Thorn came down like a meteor. The air cracked with the sound of impact as the mace, empowered by Weight Enchantment, slammed into the beast's skull. The blow drove the creature into the ground with crushing intensity.
The maze trembled. Dust and fragments of glowing scale scattered as the lizard collapsed, its body shuddering once before falling still. The molten light in its eyes dimmed, flickered once, and finally went out.
Leo landed beside it, Thorn already reshaping itself into its usual blade form with a soft metallic hum.

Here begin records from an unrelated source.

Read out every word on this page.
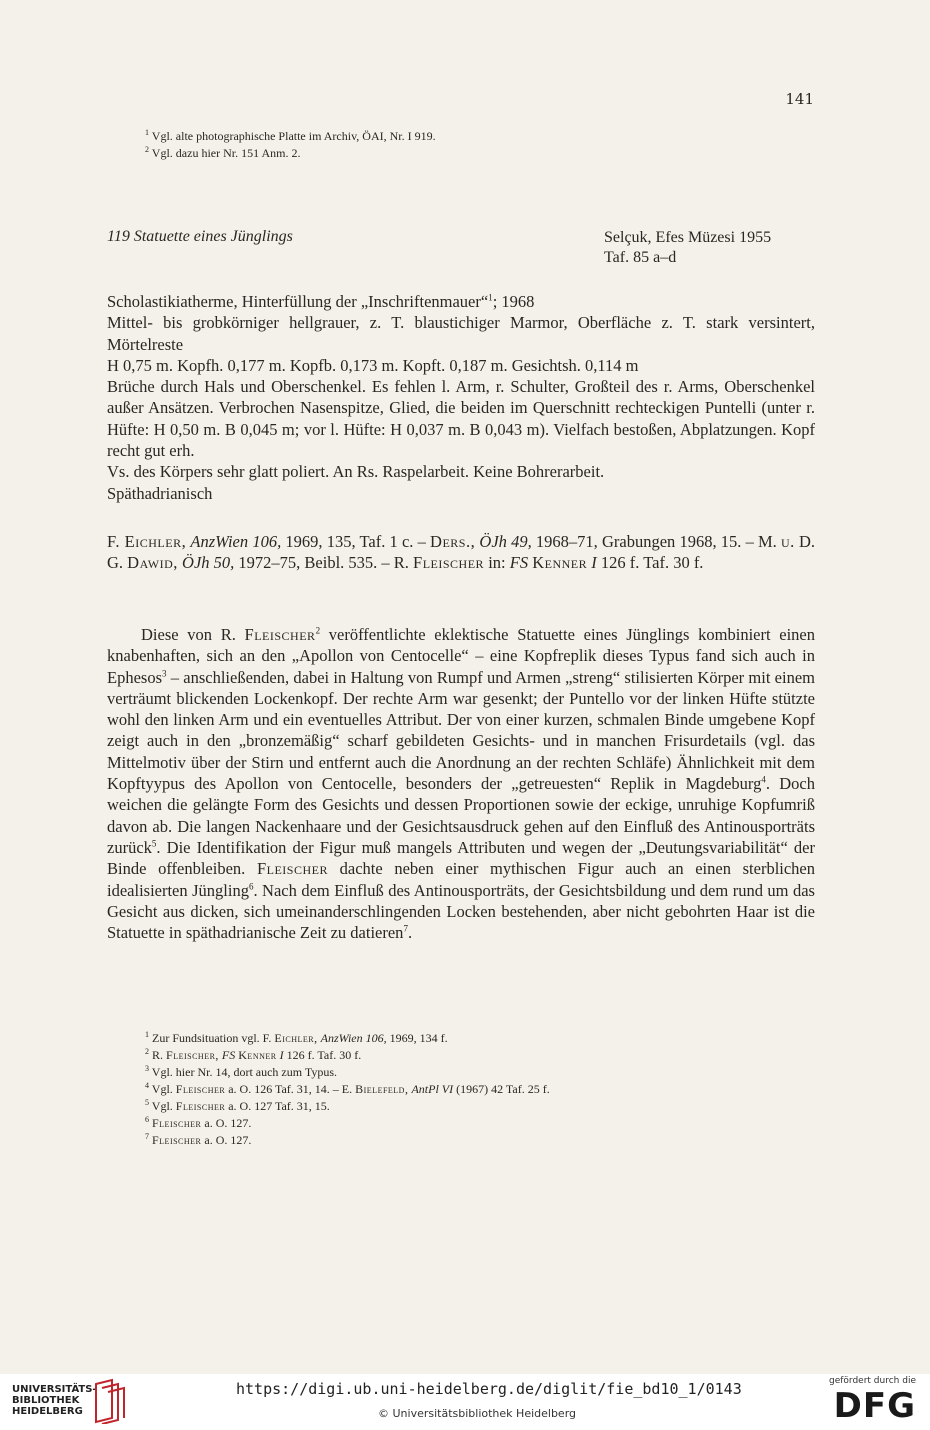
141
$^1$ Vgl. alte photographische Platte im Archiv, ÖAI, Nr. I 919.
$^2$ Vgl. dazu hier Nr. 151 Anm. 2.
119 Statuette eines Jünglings	Selçuk, Efes Müzesi 1955
Taf. 85 a–d

Scholastikiatherme, Hinterfüllung der „Inschriftenmauer“$^1$; 1968

Mittel- bis grobkörniger hellgrauer, z. T. blaustichiger Marmor, Oberfläche z. T. stark versintert, Mörtelreste

H 0,75 m. Kopfh. 0,177 m. Kopfb. 0,173 m. Kopft. 0,187 m. Gesichtsh. 0,114 m

Brüche durch Hals und Oberschenkel. Es fehlen l. Arm, r. Schulter, Großteil des r. Arms, Oberschenkel außer Ansätzen. Verbrochen Nasenspitze, Glied, die beiden im Querschnitt rechteckigen Puntelli (unter r. Hüfte: H 0,50 m. B 0,045 m; vor l. Hüfte: H 0,037 m. B 0,043 m). Vielfach bestoßen, Abplatzungen. Kopf recht gut erh.

Vs. des Körpers sehr glatt poliert. An Rs. Raspelarbeit. Keine Bohrerarbeit.

Späthadrianisch

F. Eichler, AnzWien 106, 1969, 135, Taf. 1 c. – Ders., ÖJh 49, 1968–71, Grabungen 1968, 15. – M. u. D. G. Dawid, ÖJh 50, 1972–75, Beibl. 535. – R. Fleischer in: FS Kenner I 126 f. Taf. 30 f.
Diese von R. Fleischer$^2$ veröffentlichte eklektische Statuette eines Jünglings kombiniert einen knabenhaften, sich an den „Apollon von Centocelle“ – eine Kopfreplik dieses Typus fand sich auch in Ephesos$^3$ – anschließenden, dabei in Haltung von Rumpf und Armen „streng“ stilisierten Körper mit einem verträumt blickenden Lockenkopf. Der rechte Arm war gesenkt; der Puntello vor der linken Hüfte stützte wohl den linken Arm und ein eventuelles Attribut. Der von einer kurzen, schmalen Binde umgebene Kopf zeigt auch in den „bronzemäßig“ scharf gebildeten Gesichts- und in manchen Frisurdetails (vgl. das Mittelmotiv über der Stirn und entfernt auch die Anordnung an der rechten Schläfe) Ähnlichkeit mit dem Kopftyypus des Apollon von Centocelle, besonders der „getreuesten“ Replik in Magdeburg$^4$. Doch weichen die gelängte Form des Gesichts und dessen Proportionen sowie der eckige, unruhige Kopfumriß davon ab. Die langen Nackenhaare und der Gesichtsausdruck gehen auf den Einfluß des Antinousporträts zurück$^5$. Die Identifikation der Figur muß mangels Attributen und wegen der „Deutungsvariabilität“ der Binde offenbleiben. Fleischer dachte neben einer mythischen Figur auch an einen sterblichen idealisierten Jüngling$^6$. Nach dem Einfluß des Antinousporträts, der Gesichtsbildung und dem rund um das Gesicht aus dicken, sich umeinanderschlingenden Locken bestehenden, aber nicht gebohrten Haar ist die Statuette in späthadrianische Zeit zu datieren$^7$.
$^1$ Zur Fundsituation vgl. F. Eichler, AnzWien 106, 1969, 134 f.
$^2$ R. Fleischer, FS Kenner I 126 f. Taf. 30 f.
$^3$ Vgl. hier Nr. 14, dort auch zum Typus.
$^4$ Vgl. Fleischer a. O. 126 Taf. 31, 14. – E. Bielefeld, AntPl VI (1967) 42 Taf. 25 f.
$^5$ Vgl. Fleischer a. O. 127 Taf. 31, 15.
$^6$ Fleischer a. O. 127.
$^7$ Fleischer a. O. 127.
UNIVERSITÄTS-
BIBLIOTHEK
HEIDELBERG
https://digi.ub.uni-heidelberg.de/diglit/fie_bd10_1/0143
© Universitätsbibliothek Heidelberg
gefördert durch die
DFG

He exhaled slowly, eyes scanning the corpse.
'Too direct,' he thought. 'If I keep relying on raw strength, I'll stray from the illusion path… and burn through my mana too fast. I need balance.'
He sheathed Thorn and reached into his bag, pulling out a small, worn notebook. Kneeling beside the fallen creature, he conjured a faint illusion above the page, a translucent image of the monster as it had looked before the fight, and began sketching over it.
Each line of his drawing was clean, efficient, but filled with quiet fascination. He noted its features, its heat pattern, even the way the light had moved beneath its skin.
It wasn't just record keeping, it was a hobby. A way to study, to refine… and to keep his mind anchored in this endless, shifting labyrinth.
By the time he closed the notebook and stood, his expression had steadied again.
One more monster down. Countless more waiting.
And Leo walked on, deeper into the Maze of Madness.